NUR-550: Translational Research and Population Health Management.


In this NUR-550: Translational Research and Population Health Management course learners examine the process of scientific inquiry, knowledge generation, utilization, and dissemination of evidence into advanced nursing practice in order to propose quality-improvement initiatives that advance the delivery of safe, high-quality care for patient populations. Students evaluate evidence, including scientific findings from the biopsychosocial fields, epidemiology, biostatistics, genetics, and genomics, and apply levels of evidence and theoretical frameworks to design culturally appropriate clinical prevention interventions and population-based care that reduces risks, prevents disease, and promotes health and well-being. Learners also consider strategies to evaluate health policy and advocacy issues, the state of health care delivery, patient-centered care, and ethical principles related to health beliefs, health promotion, and risk reduction for diverse populations.

With our NUR-550: Translational Research and Population Health Management homework help, students will get a better understanding of the topics discussed within this course. Additionally, they will also learn how to apply these strategies to work towards recognizing gaps in nursing and health care knowledge, identifying potential solutions or innovations for those gaps, planning and implementing practice changes, and evaluating the outcomes in order to improve practice.

What is translational research?

Translational research is a dynamic continuum from basic research through application of research findings in practice, communities and public health settings to improve health and health outcomes.
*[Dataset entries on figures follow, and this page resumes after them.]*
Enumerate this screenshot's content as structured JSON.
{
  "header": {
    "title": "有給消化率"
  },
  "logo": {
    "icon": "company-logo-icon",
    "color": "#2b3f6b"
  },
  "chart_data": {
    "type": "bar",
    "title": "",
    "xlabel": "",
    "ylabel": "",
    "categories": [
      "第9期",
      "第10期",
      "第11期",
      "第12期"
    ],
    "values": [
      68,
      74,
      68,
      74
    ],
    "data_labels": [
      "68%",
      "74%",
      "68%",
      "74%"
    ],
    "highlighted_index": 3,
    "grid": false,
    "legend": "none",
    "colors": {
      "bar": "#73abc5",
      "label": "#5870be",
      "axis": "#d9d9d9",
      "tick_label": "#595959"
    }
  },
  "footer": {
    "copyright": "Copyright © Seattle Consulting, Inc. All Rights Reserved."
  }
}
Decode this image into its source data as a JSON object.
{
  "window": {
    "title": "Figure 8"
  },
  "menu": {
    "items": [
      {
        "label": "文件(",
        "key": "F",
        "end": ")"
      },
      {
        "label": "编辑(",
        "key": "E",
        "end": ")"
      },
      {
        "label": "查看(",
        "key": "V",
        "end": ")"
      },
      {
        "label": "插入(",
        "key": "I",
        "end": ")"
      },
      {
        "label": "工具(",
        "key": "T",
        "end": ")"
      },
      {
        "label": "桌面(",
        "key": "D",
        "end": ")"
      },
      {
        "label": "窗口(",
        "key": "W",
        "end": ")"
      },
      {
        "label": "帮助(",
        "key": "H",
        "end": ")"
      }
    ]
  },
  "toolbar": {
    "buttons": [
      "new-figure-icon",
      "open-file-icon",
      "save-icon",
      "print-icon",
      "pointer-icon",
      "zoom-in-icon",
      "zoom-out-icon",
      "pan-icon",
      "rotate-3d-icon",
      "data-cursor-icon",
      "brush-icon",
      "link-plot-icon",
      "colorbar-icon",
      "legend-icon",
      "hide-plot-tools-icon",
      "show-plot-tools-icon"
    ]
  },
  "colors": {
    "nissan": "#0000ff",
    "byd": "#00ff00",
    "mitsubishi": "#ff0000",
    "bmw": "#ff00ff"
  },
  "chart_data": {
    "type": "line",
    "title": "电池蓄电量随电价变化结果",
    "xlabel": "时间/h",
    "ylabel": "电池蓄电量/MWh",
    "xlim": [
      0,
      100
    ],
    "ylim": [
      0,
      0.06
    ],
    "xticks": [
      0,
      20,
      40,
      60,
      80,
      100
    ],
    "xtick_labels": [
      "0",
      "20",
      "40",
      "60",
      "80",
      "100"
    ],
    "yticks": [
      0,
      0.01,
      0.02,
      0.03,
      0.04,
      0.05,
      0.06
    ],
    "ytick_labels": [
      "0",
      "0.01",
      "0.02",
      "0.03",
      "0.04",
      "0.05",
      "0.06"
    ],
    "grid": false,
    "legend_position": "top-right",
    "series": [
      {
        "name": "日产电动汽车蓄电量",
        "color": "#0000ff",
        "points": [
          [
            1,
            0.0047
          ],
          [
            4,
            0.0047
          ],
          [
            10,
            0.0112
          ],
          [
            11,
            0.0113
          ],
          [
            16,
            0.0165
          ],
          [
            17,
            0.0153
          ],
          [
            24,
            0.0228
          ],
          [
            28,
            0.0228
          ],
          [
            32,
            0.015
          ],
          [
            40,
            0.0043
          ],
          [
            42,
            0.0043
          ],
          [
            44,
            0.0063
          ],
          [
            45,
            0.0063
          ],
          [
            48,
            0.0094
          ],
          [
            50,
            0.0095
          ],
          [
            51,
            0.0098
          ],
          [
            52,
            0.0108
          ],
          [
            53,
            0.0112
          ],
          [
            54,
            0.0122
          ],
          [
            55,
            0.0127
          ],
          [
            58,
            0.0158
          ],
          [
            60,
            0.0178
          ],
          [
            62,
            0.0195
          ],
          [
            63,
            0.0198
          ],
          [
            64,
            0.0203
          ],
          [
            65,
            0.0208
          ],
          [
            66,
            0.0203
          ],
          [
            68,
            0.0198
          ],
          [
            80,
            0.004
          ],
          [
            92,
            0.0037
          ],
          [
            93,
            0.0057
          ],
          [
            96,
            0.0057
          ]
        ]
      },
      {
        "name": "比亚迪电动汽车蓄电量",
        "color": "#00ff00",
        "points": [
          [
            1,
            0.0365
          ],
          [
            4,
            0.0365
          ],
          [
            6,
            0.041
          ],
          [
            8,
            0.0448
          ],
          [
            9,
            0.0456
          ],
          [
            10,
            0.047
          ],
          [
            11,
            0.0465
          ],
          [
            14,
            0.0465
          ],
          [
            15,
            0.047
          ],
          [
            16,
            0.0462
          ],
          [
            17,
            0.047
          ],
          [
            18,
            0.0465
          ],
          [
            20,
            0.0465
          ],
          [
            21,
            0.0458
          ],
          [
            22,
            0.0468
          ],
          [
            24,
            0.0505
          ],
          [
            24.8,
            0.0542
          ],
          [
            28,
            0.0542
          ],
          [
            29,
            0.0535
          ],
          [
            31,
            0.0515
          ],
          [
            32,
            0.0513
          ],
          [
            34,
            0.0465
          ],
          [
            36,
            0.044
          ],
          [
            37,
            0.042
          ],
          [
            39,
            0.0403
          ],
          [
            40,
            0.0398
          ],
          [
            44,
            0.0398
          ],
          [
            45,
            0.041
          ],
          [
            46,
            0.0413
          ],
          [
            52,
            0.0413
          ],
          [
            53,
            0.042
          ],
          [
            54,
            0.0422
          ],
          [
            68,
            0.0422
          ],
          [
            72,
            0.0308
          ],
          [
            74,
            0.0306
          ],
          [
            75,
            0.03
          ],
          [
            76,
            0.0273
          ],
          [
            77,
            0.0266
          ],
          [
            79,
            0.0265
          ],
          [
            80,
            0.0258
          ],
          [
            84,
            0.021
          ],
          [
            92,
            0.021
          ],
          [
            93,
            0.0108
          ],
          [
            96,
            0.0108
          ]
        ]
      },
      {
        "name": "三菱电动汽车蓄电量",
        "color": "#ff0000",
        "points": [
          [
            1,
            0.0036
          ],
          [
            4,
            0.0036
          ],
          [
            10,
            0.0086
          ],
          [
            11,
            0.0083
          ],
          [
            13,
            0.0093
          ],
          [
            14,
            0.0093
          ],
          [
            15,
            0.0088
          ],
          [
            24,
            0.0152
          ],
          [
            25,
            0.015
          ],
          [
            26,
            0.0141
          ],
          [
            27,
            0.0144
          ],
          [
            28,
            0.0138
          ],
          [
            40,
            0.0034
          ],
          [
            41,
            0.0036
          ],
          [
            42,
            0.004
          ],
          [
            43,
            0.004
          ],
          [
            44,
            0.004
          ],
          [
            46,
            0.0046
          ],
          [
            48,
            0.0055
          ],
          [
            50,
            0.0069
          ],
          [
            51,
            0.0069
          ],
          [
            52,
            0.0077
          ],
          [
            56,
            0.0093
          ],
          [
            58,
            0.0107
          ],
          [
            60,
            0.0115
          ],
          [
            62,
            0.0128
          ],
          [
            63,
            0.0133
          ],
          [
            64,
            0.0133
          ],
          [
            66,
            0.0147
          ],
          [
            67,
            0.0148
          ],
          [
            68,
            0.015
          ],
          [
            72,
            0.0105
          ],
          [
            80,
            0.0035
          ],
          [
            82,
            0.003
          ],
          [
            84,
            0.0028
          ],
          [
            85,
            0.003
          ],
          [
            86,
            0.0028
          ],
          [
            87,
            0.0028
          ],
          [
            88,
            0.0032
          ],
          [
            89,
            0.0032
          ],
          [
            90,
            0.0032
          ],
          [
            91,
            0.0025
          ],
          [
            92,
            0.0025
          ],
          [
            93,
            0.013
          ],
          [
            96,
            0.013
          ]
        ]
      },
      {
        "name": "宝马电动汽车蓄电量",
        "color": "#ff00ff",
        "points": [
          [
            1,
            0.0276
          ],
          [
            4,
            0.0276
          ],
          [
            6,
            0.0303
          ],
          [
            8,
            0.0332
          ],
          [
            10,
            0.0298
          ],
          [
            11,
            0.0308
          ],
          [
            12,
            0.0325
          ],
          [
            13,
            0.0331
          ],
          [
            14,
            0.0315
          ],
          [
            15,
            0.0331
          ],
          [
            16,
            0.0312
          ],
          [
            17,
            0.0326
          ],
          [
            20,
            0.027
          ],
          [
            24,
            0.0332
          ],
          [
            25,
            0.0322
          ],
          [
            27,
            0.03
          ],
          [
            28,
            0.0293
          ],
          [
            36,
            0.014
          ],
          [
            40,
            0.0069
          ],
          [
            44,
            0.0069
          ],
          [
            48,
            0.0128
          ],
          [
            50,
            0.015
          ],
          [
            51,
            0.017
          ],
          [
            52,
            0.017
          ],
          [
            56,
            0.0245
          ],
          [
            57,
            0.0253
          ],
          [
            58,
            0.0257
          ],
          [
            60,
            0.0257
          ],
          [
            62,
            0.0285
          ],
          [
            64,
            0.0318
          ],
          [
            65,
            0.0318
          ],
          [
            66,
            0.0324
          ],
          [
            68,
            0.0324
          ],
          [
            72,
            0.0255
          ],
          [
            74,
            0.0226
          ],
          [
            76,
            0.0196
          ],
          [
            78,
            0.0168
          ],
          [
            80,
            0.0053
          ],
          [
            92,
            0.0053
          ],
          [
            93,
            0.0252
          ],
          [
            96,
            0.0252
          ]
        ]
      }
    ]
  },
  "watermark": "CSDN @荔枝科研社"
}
There are several translational phases along this continuum and are sometimes referred to as “bench-to-bedside” and “bedside-to-community”. These five phases of translation Research progresses include:

  1. Preclinical and animal studies (T0/Basic Science Research)
  2. Proof of concept/Phase 1 clinical trials (T1/testing efficacy and safety with small group of humans)
  3. Phase 2 and Phase 3 clinical trials (T3/testing the efficacy and safety with larger group of humans; compare to common treatments)
  4. Phase 4 clinical trials and clinical outcomes research (T4/Translation to Practice)
  5. Phase 5 Population-level outcomes research (T5/Translation to Community).

Theories and models of translational science.

What is a translational research model?

A translational research model is an implementation model based on Rogers seminal work on diffusion of innovations, to guide selection of implementation strategies for testing the effectiveness of single or multifaceted implementation interventions. This model focuses on characteristics of the innovation and how the innovation is communicated to users in their social context.

3 organizing aims for using theories and models of translational science.

There are multiple theories and models in translation science. During a qualitative review of implementation theories, models and frameworks done by Nilsen in the year 2015, he noted that there are 3 organizing aims for their use. These uses include:

  1. To describe or guide the process of translating research into practice.
  2. To understand and/or explain what influences implementation outcomes.
  3. Enable one to evaluate implementation.

Enables one to describe or guide the process of translating research into practice.

The first aim includes the process models that specify steps for promoting use of research in practice. These models are often called action models of EBP (e.g., Iowa Model, Knowledge to Action model), with most originating from the nursing discipline.

To understand and/or explain what influences implementation outcomes.

The second aim (to understand/explain) are determinate frameworks, classic theories, and implementation theories. Determinate frameworks, for example, consolidated framework for implementation research, describe domains of factors that influence implementation outcomes such as alignment of practice behaviors with the evidence-base. On the other hand, classic theories are derived from other disciplines such as psychology, sociology, and organizational theory that are applied to implementation studies. Examples of classical theories include the Theory of Planned Behavior and Rogers’ Diffusion of Innovation Theory. Finally, the implementation theories are those that have been developed or adapted by researchers for use in implementation science (e.g., Normalization Process Theory) to guide the understanding and explanation of certain aspects of implementation.

To evaluate implementation.

The third aim (to evaluate implementation) are those frameworks that provide a structure for evaluating implementation efforts. A good example of a commonly used evaluation framework particularly in public health is the RE-AIM framework.